Depois de um janeiro bastante positivo para os ativos de risco brasileiros, com forte elevação do Ibovespa, recuo da curva de juros nominal e valorização do real ante o dólar, a gestora de recursos do Santander avalia que fevereiro terá drivers de alta para os dois primeiros mercados, mas adota posição neutra para o câmbio.
No primeiro mês do ano, a Asset aponta que aumentou o posicionamento aplicado em juros prefixados e vendido em inflação implícita, ao mesmo tempo em que reduziu alocação em ativos atrelados à inflação.
“Apesar da evolução menos favorável dos ativos atrelados à inflação no período, a forte queda da curva de juros nominal contribuiu de forma positiva para o nosso resultado”, diz a instituição, que possui R$ 411 bilhões sob gestão.
Já sobre o mercado acionário, a SAM observa que continuou com visão favorável para essa classe de ativos, tanto local quanto globalmente.
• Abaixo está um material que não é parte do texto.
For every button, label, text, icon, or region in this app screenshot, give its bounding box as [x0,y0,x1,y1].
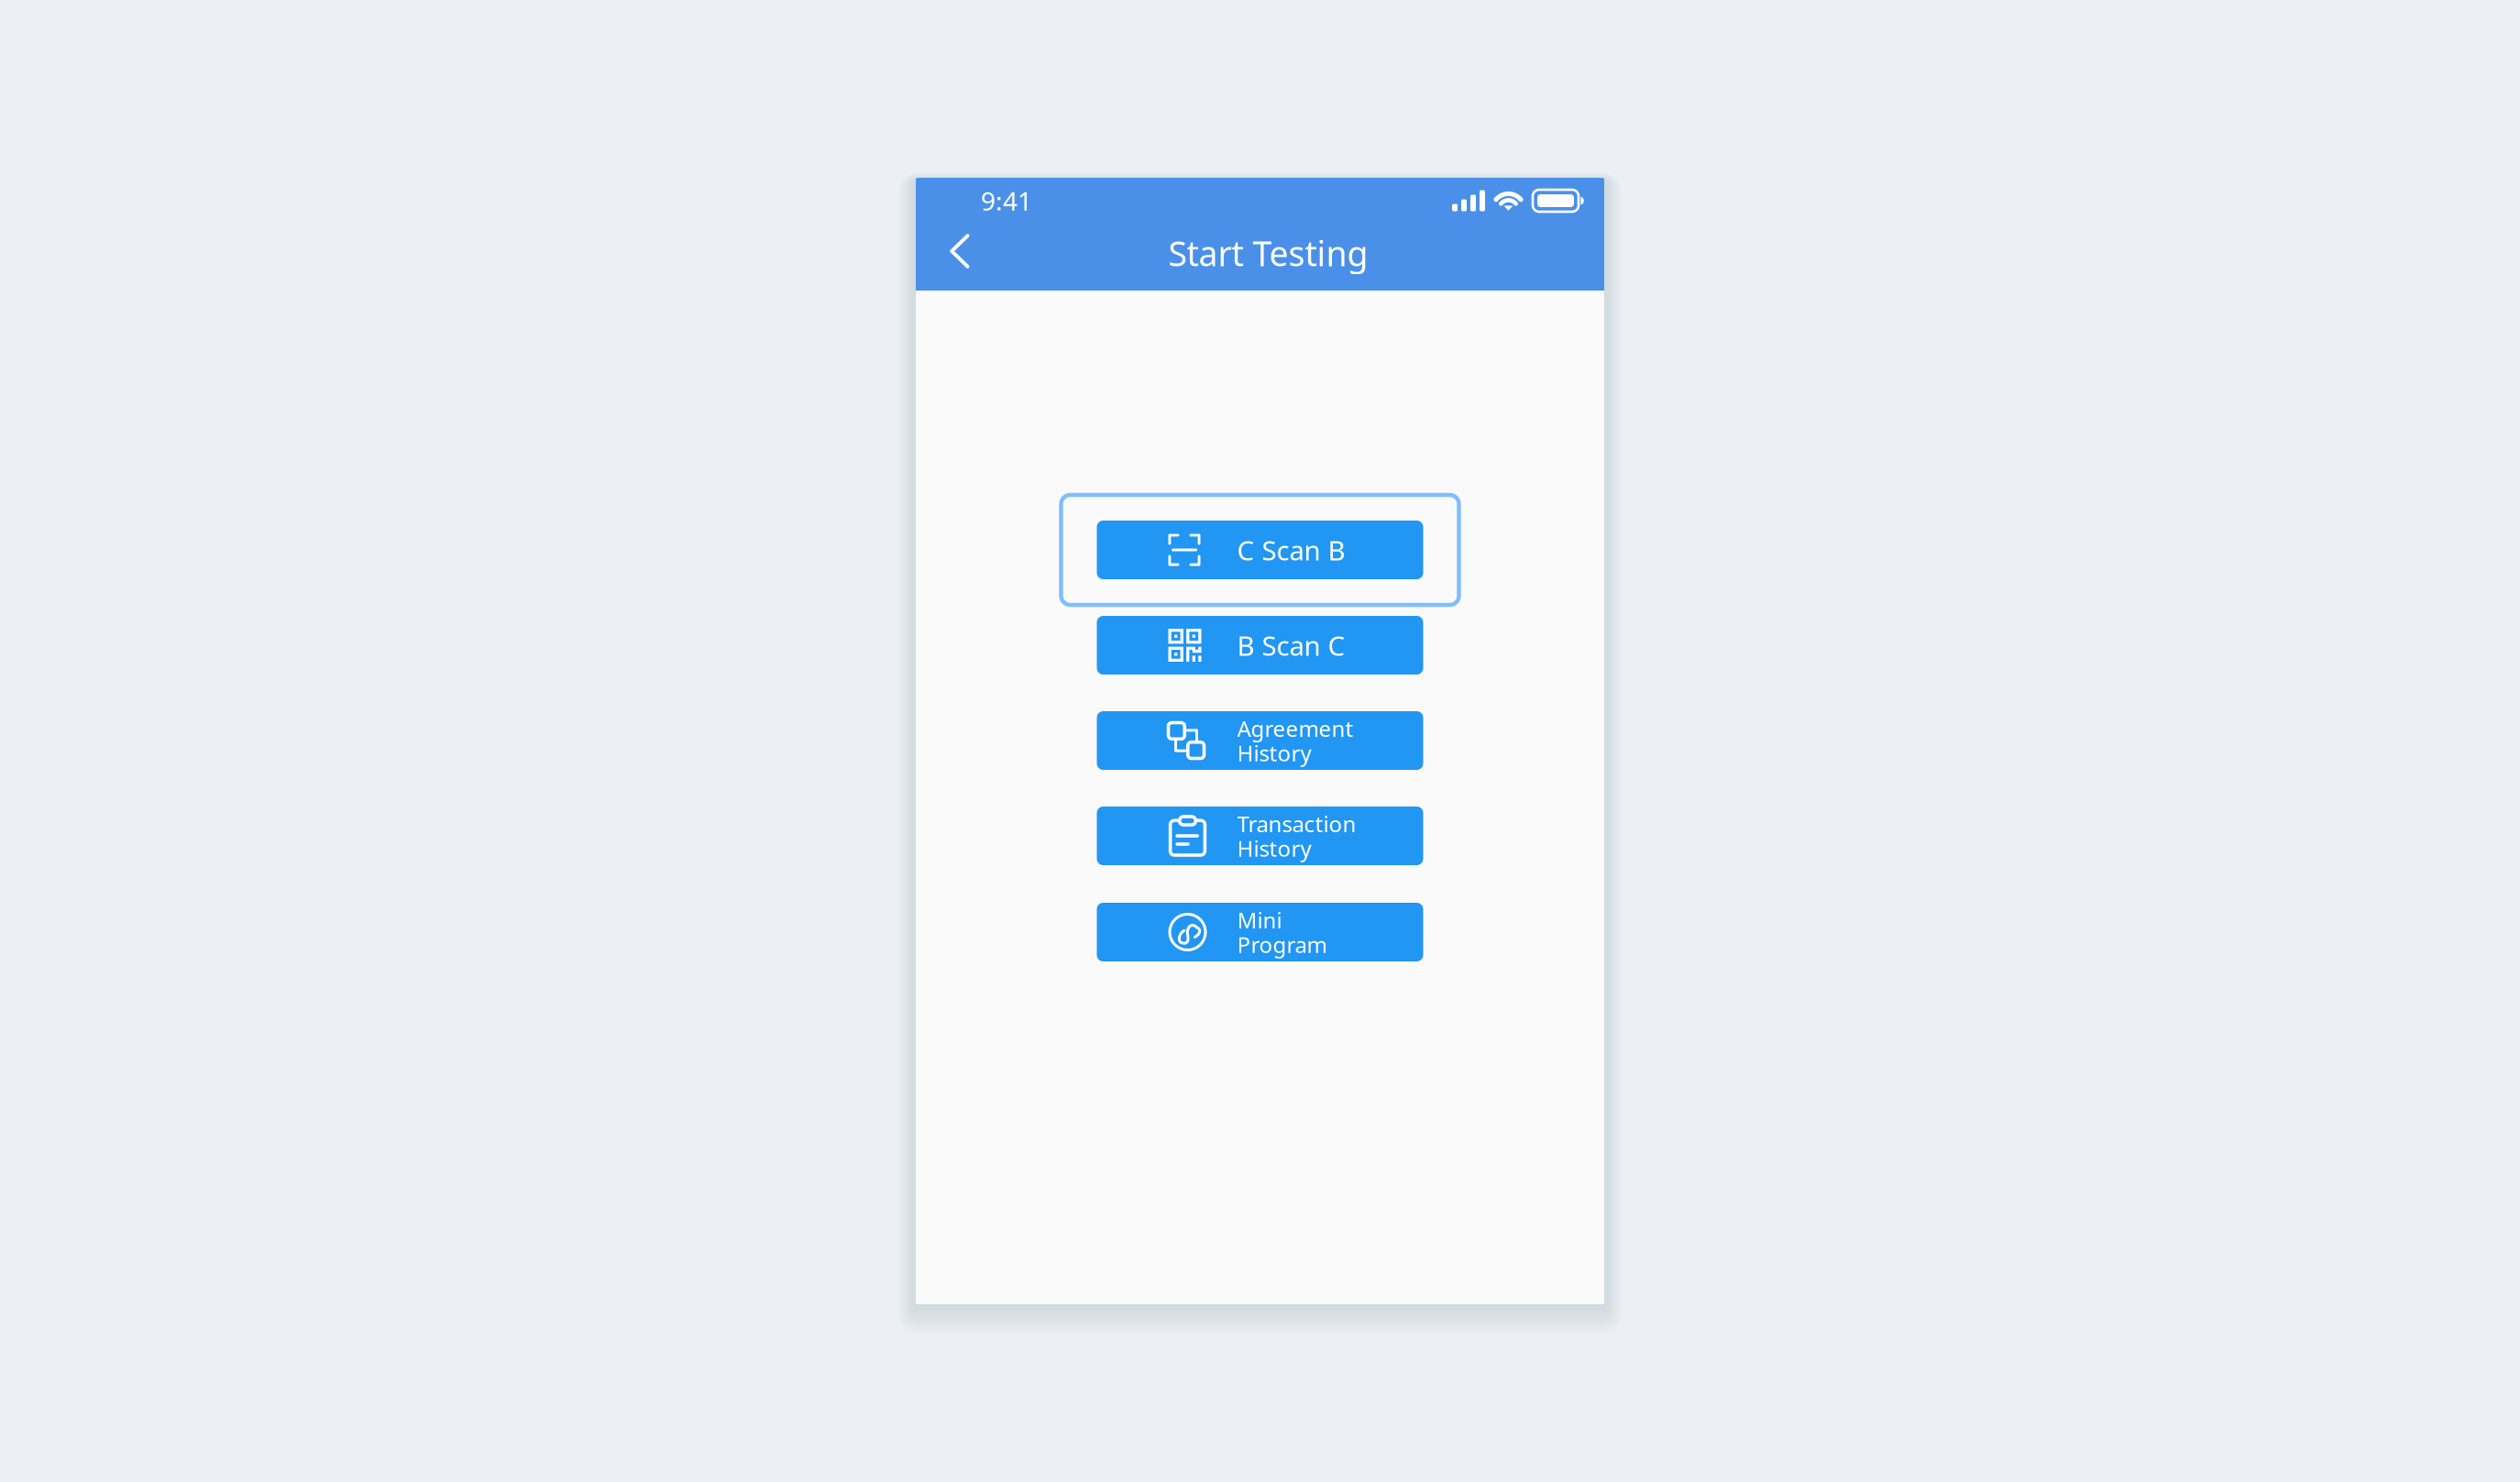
staticText: C Scan B [1237,532,1345,568]
staticText: History [1237,834,1311,863]
button[interactable]: Agreement [1097,711,1423,770]
button[interactable]: Back [937,221,983,281]
staticText: 9:41 [981,184,1032,218]
staticText: Transaction [1237,809,1356,838]
staticText: Mini [1237,905,1282,934]
staticText: B Scan C [1237,627,1345,663]
button[interactable]: B Scan C [1097,616,1423,675]
button[interactable]: Transaction [1097,807,1423,865]
staticText: History [1237,738,1311,767]
staticText: Agreement [1237,714,1354,743]
staticText: Start Testing [1168,230,1368,276]
button[interactable]: Mini [1097,903,1423,961]
staticText: Program [1237,930,1327,959]
button[interactable]: C Scan B [1097,521,1423,579]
Em termos setoriais, ampliou a alocação no segmento financeiro e diminuiu a exposição ao setor de bens de capital e transportes.
Para o mês atual, a Santander Asset diz enxergar “prêmios atrativos” nas curvas de juros, diante da precificação atual de que o ciclo de redução da Selic terá início em março. A instituição menciona a perspectiva de que o Federal Reserve (Fed) vai retomar o ciclo de cortes dos juros no decorrer do ano, enquanto, no Brasil, a inflação evolui de forma construtiva e a atividade está em trajetória de moderação.
Em relação à Bolsa, a gestora avalia que a continuidade do fluxo global de investimentos para mercados emergentes e a redução do juro básico nos próximos meses devem favorecer o Ibovespa. A Santander Asset estima que a Selic vai terminar 2026 em 12,5% ao ano.